Features for Searchers

  • Searchers get better PDF result coverage in results.
  • Searchers only see indexed documents that belong to the site's domain collection.
  • Searchers see MedlinePlus (health topics) and Enhanced Agency GovBoxes, when customers opt to display them via the admin center.
  • Searchers see nicer paging.
  • Searchers don't see Indexed Document GovBox.
  • Searchers can see all Indexed Document results.
  • Searchers on template-based results pages see a nice, matching shaded header with rounded corners.
  • Mobile searchers see colors from selected theme.
  • Searchers see square fade on related searches and other modules.

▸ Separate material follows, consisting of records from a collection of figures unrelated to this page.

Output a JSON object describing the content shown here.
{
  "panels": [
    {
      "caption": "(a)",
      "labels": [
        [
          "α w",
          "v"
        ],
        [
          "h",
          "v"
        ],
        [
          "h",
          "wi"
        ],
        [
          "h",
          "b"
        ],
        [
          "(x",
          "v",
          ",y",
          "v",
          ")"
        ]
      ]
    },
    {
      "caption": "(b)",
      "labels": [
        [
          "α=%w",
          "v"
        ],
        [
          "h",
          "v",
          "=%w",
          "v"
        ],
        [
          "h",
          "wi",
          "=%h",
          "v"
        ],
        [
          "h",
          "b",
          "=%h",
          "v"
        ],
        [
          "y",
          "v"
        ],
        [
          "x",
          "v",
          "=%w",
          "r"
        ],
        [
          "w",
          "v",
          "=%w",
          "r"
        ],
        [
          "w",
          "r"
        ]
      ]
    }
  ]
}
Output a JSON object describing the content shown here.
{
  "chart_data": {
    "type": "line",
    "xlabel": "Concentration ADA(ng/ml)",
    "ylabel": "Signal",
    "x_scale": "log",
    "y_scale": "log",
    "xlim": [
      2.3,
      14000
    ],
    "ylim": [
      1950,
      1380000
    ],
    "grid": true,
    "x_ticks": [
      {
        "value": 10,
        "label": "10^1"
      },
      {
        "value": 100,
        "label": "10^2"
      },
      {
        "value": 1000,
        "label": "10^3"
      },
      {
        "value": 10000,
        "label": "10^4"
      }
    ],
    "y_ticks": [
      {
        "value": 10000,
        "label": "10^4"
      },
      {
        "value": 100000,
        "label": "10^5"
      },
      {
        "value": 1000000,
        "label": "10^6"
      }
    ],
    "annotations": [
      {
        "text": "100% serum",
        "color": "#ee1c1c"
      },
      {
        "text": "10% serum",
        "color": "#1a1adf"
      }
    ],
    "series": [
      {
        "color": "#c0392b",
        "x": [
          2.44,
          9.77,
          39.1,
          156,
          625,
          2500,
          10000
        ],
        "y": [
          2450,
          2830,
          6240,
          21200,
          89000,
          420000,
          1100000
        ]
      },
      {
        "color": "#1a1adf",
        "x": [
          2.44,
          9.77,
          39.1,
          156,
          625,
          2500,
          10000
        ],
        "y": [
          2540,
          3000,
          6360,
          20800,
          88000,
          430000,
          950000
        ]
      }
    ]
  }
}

Features for Agency Customers

  • Customers see new Domains page.
  • Customers have an easy way to pass multiple parameters.
  • By default, customers have a useful header on results pages during signup.
  • Customers may point at a dynamic sitemap generator for hosted sitemaps.
  • Customers may set up sites with keyword filtered results.
  • Customers see an updated left nav in the admin center.

Chores

  • Migrated USA.gov's "enhanced results" Agency and MedlinePlus to GovBoxes.
  • Refactored search classes.
  • Removed website URL from the Add New Site wizard.
  • Shortened unique index for type-ahead suggestions.
  • Upgraded Solr from 1.4 to 3.5.
  • Changed timestamp indexing for Solr to use a trie on NewsItem model.
  • Modified stopword analysis to include Solr CommonGrams filtering.

Bug Fixes

  • Fixed Spanish translations for indexed documents.
  • Fixed display error when search results contain Bing matches and indexed documents.
  • Fixed error received by customers when migrating to themes.
  • Fixed RSS feed readers to handle 503 errors more gracefully.
  • Disabled ActiveRecord observers during database migrations.
  • Removed rule to allow customers to add top level domains (e.g., .gov and .mil) as site domains.
  • Fixed parsing of PDF files.
  • Fixed tests around Bing result counts.
  • Preserved newlines on virtual header/footer/css fields when updated via admin center.
  • Fixed doctype for nested PDF documents.
  • Fixed various problems around discovery of embedded PDFs.
  • Created error page for searchers when the search per-page query parameter is set to blank.
  • Fixed issue where hosted sitemaps still existed for domains with no indexed documents.
  • Weeded out indexed documents for anything that doesn't work with URI.parse() method.
  • Handled race condition where duplicate id/content hash pair gets past Rails but is caught in MySQL.
  • Handled race condition where an IndexedDocument can't be updated because another one was created.
  • Removed assumption that pages are PDF because the URL ends in ".pdf."
  • Selected "Everything" on results page by default.
  • Removed body field from the CSV download of IndexedDocument URLs
  • Fixed infinite loop in PDF discovery and indexing.
  • Verified IndexedDocument URL length is <= 2000 rather than accepting it and silently truncating it.
  • Used document body for documents with a blank meta description tag.